Расстановка сил изменилась и дома: врезав своей крупнотелой жене под глаз, он получал ответ в тройном размере. Ослабев, брел на кухню, шарил по ящикам, бестолково ища нож; в конце концов, стоило только жене поднять руку, он принимался плакать. Жена завела роман с молодым грузчиком, перевозившим мебель, и последовательно перепробовала с ним все то, что до сих пор было лишь плодом ее воображения. Сколько она ни запрещала мужу приходить домой до полуночи, Тибола, впадая в неистовство от долгого воздержания, колотил кулаками в дверь и грязно ругался. Чтобы он не тревожил соседей, жена и любовник стали закрывать его в одежный шкаф. Тибола и там вопил, как осатанелый болельщик, который ненавидит обе команды. А однажды вечером, когда все кончилось, он отказался вылезать из шкафа. «Раз ты меня сюда заперла, это и будет теперь мое место». Он ходил под себя, на стоящую в шкафу обувь, надменно взирая на зимние пальто, свои и жены. Вонючего, с острыми коленками Тиболу выволокли из шкафа санитары; в машине, чтобы он не вскакивал, они наступали ему на пальцы ног, благо он был в одних носках.

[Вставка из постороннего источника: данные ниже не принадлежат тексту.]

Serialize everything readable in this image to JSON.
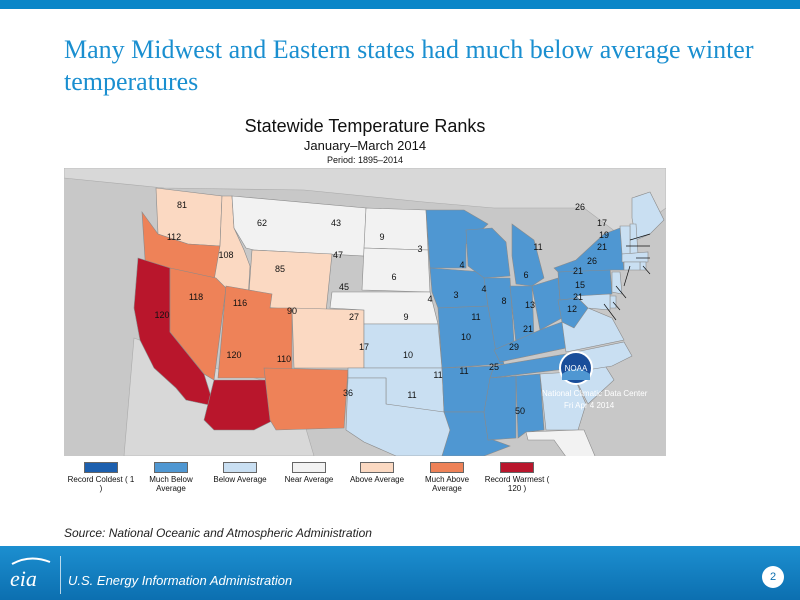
{
  "slide": {
    "title": "Many Midwest and Eastern states had much below average winter temperatures",
    "source": "Source: National Oceanic and Atmospheric Administration",
    "footer": "U.S. Energy Information Administration",
    "page_number": "2",
    "logo_text": "eia"
  },
  "map": {
    "title": "Statewide Temperature Ranks",
    "subtitle": "January–March 2014",
    "period": "Period: 1895–2014",
    "noaa": {
      "badge_text": "NOAA",
      "center": "National Climatic Data Center",
      "date": "Fri Apr  4 2014"
    },
    "categories": {
      "record_coldest": "#1c5fae",
      "much_below": "#4f97d2",
      "below": "#c9dff2",
      "near": "#f2f2f2",
      "above": "#fbd9c2",
      "much_above": "#ee8258",
      "record_warmest": "#b9162c"
    },
    "legend": [
      {
        "label": "Record Coldest ( 1 )",
        "color": "#1c5fae"
      },
      {
        "label": "Much Below Average",
        "color": "#4f97d2"
      },
      {
        "label": "Below Average",
        "color": "#c9dff2"
      },
      {
        "label": "Near Average",
        "color": "#f2f2f2"
      },
      {
        "label": "Above Average",
        "color": "#fbd9c2"
      },
      {
        "label": "Much Above Average",
        "color": "#ee8258"
      },
      {
        "label": "Record Warmest ( 120 )",
        "color": "#b9162c"
      }
    ],
    "state_ranks": [
      {
        "state": "WA",
        "rank": "81",
        "category": "above"
      },
      {
        "state": "OR",
        "rank": "112",
        "category": "much_above"
      },
      {
        "state": "CA",
        "rank": "120",
        "category": "record_warmest"
      },
      {
        "state": "ID",
        "rank": "108",
        "category": "above"
      },
      {
        "state": "NV",
        "rank": "118",
        "category": "much_above"
      },
      {
        "state": "MT",
        "rank": "62",
        "category": "near"
      },
      {
        "state": "WY",
        "rank": "85",
        "category": "above"
      },
      {
        "state": "UT",
        "rank": "116",
        "category": "much_above"
      },
      {
        "state": "AZ",
        "rank": "120",
        "category": "record_warmest"
      },
      {
        "state": "CO",
        "rank": "90",
        "category": "above"
      },
      {
        "state": "NM",
        "rank": "110",
        "category": "much_above"
      },
      {
        "state": "ND",
        "rank": "43",
        "category": "near"
      },
      {
        "state": "SD",
        "rank": "47",
        "category": "near"
      },
      {
        "state": "NE",
        "rank": "45",
        "category": "near"
      },
      {
        "state": "KS",
        "rank": "27",
        "category": "below"
      },
      {
        "state": "OK",
        "rank": "17",
        "category": "below"
      },
      {
        "state": "TX",
        "rank": "36",
        "category": "below"
      },
      {
        "state": "MN",
        "rank": "9",
        "category": "much_below"
      },
      {
        "state": "IA",
        "rank": "6",
        "category": "much_below"
      },
      {
        "state": "MO",
        "rank": "9",
        "category": "much_below"
      },
      {
        "state": "AR",
        "rank": "10",
        "category": "much_below"
      },
      {
        "state": "LA",
        "rank": "11",
        "category": "much_below"
      },
      {
        "state": "WI",
        "rank": "3",
        "category": "much_below"
      },
      {
        "state": "MI",
        "rank": "4",
        "category": "much_below"
      },
      {
        "state": "IL",
        "rank": "4",
        "category": "much_below"
      },
      {
        "state": "IN",
        "rank": "3",
        "category": "much_below"
      },
      {
        "state": "OH",
        "rank": "4",
        "category": "much_below"
      },
      {
        "state": "KY",
        "rank": "11",
        "category": "much_below"
      },
      {
        "state": "TN",
        "rank": "10",
        "category": "much_below"
      },
      {
        "state": "MS",
        "rank": "11",
        "category": "much_below"
      },
      {
        "state": "AL",
        "rank": "11",
        "category": "much_below"
      },
      {
        "state": "GA",
        "rank": "25",
        "category": "below"
      },
      {
        "state": "FL",
        "rank": "50",
        "category": "near"
      },
      {
        "state": "SC",
        "rank": "29",
        "category": "below"
      },
      {
        "state": "NC",
        "rank": "21",
        "category": "below"
      },
      {
        "state": "VA",
        "rank": "13",
        "category": "below"
      },
      {
        "state": "WV",
        "rank": "8",
        "category": "much_below"
      },
      {
        "state": "PA",
        "rank": "6",
        "category": "much_below"
      },
      {
        "state": "NY",
        "rank": "11",
        "category": "much_below"
      },
      {
        "state": "ME",
        "rank": "26",
        "category": "below"
      },
      {
        "state": "NH",
        "rank": "17",
        "category": "below"
      },
      {
        "state": "VT",
        "rank": "19",
        "category": "below"
      },
      {
        "state": "MA",
        "rank": "21",
        "category": "below"
      },
      {
        "state": "RI",
        "rank": "26",
        "category": "below"
      },
      {
        "state": "CT",
        "rank": "21",
        "category": "below"
      },
      {
        "state": "NJ",
        "rank": "15",
        "category": "below"
      },
      {
        "state": "DE",
        "rank": "21",
        "category": "below"
      },
      {
        "state": "MD",
        "rank": "12",
        "category": "below"
      }
    ]
  }
}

«Никакой я не душевнобольной, — шепчет он мне на ухо, — просто характер у меня слабый. Может, и вообще его нету; может, и не было никогда. Ведь что такое — характер? Это если ты делаешь то, что сам считаешь правильным. Вот только я правильным всегда считал то, что начальство считало правильным. Чем больше я его боюсь, тем становлюсь послушнее. Я и тебя вон чуть не повесил, а теперь, если прикажешь, я дорожку в саду языком вылижу. И если ты думаешь, что мне стыдно, то глубоко ошибаешься. Никто не знает, что такое истина, а потому всегда прав тот, кто сильнее. Для меня каждый, кто способен меня по шее огреть, — полубог; но у них ведь сразу подозрение появляется: а вдруг я дурака валяю. Если б они хотя бы все одного хотели! Я всегда выполняю последний приказ, а из-за этого кто-нибудь обязательно на меня сердится. Для карьеры тоже ведь нужен какой-никакой характер. Вот хотя бы тут — что? Стоит мне стаканчик вина выпить, сиделки обязательно учуют по запаху. Ну, а я — я не могу устоять и не выдать, кто меня угостил. И на следующий день мне такое приходится вытерпеть! Великомученики рядом со мной — маленькие дети Попросил я как-то у директора отпуск. Знаешь, что он мне ответил? „Тибола, говорит, вы же тряпка. И дня не пройдет, как вас привезут обратно. Радуйтесь, что здесь вас терпят. В первое воскресенье каждого месяца будете получать бутылку вина — только убирайтесь с ним куда-нибудь в парк, подальше, там можете напиваться“».